Überall an der Kirche finden sich komplexe Verzierungen und dekorative Elemente, wie etwa spindelartige Türme die einer Sandburg gleichen und deren Dächer von geometrischen Formen gekrönt sind, die vom Kubismus beeinflusst scheinen.
Fassaden
Momentan (August 2007) besitzt Sagrada Família zwei prunkvolle Zierfassaden. Diese befinden sich an beiden Enden des Querhauses.
Im Osten liegt die so genannte Geburtsfassade, welche noch zu Lebzeiten Gaudís fertiggestellt wurde. Sie zeigt in äußerster Detailgenauigkeit die Geburt Jesu und weist den klassischen Stil des katalanischen Architekten auf.
Die Westfassade, Passionsfassade genannt, wurde nach Gaudís Tod begonnen und ist noch unvollendet. Sie unterscheidet sich von ihrem Gegenstück dahingehend, dass sie kaum Verzierungen enthält und mit klaren, geometrischen Linien und großen Figuren sehr übersichtlich aufgebaut ist. Sie wird von sechs schrägen Säulen gestützt und hat drei Portale.

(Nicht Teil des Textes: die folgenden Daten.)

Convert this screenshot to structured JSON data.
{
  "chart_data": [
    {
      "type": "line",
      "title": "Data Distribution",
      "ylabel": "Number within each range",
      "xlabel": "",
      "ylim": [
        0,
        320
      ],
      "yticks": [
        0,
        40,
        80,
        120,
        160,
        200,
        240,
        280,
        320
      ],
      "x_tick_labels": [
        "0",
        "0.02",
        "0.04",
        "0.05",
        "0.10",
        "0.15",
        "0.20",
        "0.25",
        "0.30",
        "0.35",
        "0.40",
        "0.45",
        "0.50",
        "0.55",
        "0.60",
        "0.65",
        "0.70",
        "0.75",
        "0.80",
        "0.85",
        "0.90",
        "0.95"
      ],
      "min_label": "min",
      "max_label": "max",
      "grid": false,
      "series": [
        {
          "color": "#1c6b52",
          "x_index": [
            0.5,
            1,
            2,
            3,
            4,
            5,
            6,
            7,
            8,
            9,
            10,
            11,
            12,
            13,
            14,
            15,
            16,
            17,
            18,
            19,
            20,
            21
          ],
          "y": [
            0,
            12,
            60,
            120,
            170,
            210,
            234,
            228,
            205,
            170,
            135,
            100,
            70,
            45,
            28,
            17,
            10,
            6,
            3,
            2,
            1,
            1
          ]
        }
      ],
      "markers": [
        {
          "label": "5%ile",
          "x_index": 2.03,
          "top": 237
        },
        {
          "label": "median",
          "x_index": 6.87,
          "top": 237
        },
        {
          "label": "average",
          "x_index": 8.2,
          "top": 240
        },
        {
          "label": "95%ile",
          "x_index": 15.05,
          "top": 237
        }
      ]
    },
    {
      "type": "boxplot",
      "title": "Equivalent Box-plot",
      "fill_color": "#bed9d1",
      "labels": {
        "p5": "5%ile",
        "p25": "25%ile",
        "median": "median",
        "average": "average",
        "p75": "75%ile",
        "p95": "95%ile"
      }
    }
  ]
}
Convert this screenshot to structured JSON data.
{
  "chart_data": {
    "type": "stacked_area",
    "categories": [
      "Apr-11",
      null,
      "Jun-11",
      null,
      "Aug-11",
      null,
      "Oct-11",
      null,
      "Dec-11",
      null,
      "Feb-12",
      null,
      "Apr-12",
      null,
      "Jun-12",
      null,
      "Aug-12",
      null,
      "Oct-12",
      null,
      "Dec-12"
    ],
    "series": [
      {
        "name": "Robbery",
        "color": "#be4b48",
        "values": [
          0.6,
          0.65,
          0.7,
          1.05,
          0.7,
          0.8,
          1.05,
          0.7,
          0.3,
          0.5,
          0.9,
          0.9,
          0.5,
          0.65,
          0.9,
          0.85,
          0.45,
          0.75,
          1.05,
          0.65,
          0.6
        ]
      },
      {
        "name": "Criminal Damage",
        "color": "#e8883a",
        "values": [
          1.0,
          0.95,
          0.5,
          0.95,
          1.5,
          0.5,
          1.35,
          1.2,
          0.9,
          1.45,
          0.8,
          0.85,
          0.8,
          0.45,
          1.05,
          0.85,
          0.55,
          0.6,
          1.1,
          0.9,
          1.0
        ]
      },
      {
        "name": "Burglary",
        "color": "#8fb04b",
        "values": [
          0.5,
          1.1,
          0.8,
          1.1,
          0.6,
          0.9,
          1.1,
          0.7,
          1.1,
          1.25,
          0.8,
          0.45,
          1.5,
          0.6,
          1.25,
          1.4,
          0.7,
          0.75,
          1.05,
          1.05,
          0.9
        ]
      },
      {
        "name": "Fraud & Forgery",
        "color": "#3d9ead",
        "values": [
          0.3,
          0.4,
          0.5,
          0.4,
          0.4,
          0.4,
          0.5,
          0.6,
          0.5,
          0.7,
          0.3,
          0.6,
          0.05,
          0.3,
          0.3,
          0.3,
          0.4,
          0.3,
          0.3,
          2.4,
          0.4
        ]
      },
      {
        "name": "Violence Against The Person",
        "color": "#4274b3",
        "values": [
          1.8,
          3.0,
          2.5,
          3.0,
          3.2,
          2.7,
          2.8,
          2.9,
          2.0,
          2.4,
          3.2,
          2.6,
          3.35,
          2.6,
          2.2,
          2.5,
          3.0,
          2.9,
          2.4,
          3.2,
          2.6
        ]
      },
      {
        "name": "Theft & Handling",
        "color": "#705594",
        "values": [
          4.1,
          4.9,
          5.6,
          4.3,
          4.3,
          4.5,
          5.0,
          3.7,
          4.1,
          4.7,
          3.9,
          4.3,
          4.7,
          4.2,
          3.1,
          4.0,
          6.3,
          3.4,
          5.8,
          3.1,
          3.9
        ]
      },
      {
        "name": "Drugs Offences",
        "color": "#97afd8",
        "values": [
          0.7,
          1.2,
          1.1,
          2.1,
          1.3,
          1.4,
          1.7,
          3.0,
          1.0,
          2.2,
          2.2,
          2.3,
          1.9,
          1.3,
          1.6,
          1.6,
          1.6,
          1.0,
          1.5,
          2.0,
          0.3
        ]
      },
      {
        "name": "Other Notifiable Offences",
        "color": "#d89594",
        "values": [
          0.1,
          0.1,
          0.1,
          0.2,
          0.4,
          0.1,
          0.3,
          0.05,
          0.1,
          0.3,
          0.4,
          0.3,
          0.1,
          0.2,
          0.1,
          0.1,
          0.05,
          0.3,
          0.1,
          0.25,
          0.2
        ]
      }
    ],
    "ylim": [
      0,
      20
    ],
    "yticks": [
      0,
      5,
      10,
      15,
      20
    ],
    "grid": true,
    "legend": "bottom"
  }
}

Die Hauptfassade der Basilika soll einmal nach Süden zeigen. Diese Fassade der Herrlichkeit wurde jedoch noch nicht begonnen. Laut den Planungen soll sie 21 Säulen und zwei eigene Kapellen besitzen, eine den Heiligen Sakramenten geweihte und ein Baptisterium. Elf Portale werden das Betreten der Kapellen, des Kreuzganges und natürlich auch der eigentlichen Kirche ermöglichen.
Türme
Im vollendeten Zustand soll die Sagrada Família insgesamt 18 Türme besitzen.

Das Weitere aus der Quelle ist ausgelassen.